Background: Simple heart rate adjustment of ST segment depression during exercise (delta ST/HR index) and the pattern of ST depression as a function of heart rate during exercise and recovery (the rate-recovery loop) have been shown to improve the ability of the exercise electrocardiogram to detect the presence of coronary heart disease (CHD), but the performance of these methods for the prediction of future coronary events remains to be examined.

Methods and results: We compared the delta ST/HR index and the rate-recovery loop with standard electrocardiographic criteria for prediction of CHD events in 3,168 asymptomatic men and women in the Framingham Offspring Study who underwent treadmill exercise electrocardiography and who, at entry, were free of clinical and electrocardiographic evidence of CHD. After a mean follow-up of 4.3 years, there were 65 new CHD events: four sudden deaths, 24 new myocardial infarctions, and 37 incident cases of angina pectoris.

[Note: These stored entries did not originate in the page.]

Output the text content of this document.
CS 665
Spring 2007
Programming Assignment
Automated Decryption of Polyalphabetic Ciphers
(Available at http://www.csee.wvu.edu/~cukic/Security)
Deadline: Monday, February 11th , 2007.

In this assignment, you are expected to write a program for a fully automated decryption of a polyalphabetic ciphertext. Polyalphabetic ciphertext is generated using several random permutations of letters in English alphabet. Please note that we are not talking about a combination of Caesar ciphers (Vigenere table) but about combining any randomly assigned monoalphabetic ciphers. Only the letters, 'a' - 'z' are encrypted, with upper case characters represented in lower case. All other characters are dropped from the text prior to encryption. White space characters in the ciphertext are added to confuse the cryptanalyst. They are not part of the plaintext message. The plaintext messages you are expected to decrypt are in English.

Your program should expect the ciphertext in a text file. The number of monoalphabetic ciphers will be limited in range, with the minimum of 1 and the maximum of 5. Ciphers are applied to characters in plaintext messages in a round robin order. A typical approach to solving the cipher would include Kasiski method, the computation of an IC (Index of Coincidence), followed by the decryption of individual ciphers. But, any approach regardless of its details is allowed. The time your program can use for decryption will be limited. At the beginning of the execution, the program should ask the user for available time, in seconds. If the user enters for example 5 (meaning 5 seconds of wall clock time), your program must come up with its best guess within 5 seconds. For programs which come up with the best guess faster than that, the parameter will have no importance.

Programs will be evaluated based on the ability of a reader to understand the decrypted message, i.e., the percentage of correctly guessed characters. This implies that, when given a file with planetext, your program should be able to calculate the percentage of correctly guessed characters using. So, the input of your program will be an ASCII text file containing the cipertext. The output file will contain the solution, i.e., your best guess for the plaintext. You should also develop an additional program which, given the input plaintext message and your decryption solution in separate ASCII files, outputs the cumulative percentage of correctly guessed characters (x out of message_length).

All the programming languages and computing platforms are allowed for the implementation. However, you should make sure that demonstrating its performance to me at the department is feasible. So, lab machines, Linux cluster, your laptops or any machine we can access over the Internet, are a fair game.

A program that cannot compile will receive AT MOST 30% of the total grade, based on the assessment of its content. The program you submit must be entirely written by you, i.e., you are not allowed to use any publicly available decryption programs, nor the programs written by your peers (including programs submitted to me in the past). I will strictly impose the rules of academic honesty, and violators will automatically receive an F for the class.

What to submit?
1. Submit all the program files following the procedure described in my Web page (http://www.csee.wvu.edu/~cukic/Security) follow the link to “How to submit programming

When a Cox proportional hazards model with adjustment for age and sex was used, a positive exercise electrocardiogram by standard criteria (greater than or equal to 0.1 mV horizontal or downsloping ST segment depression) was not predictive of new CHD events (chi 2 = 0.40, p = 0.52). In contrast, stratification according to the presence or absence of a positive delta ST/HR index (greater than or equal to 1.6 microV/beat/min) and a positive (counterclockwise) rate-recovery loop was associated with CHD event risk (chi 2 = 9.45, p less than 0.01) and separated subjects into three groups with varying risks of coronary events: high risk, when both tests were positive (relative risk 3.6; 95% confidence interval, 2.4-5.4); intermediate risk, when either the delta ST/HR index or the rate-recovery loop was positive (relative risk, 1.9; 95% confidence interval, 1.3-2.8); and low risk, when both tests were negative. After multivariate adjustment for age, sex, smoking, total cholesterol level, fasting glucose level, diastolic blood pressure, and electrocardiographic evidence of left ventricular hypertrophy, the combined delta ST/HR index and rate-recovery loop criteria remained predictive of coronary events (chi 2 = 5.45, p = 0.02).

Conclusions: Heart rate adjustment of ST segment depression by the delta ST/HR index and the rate-recovery loop during exercise electrocardiography can improve prediction of future coronary events in asymptomatic men and women.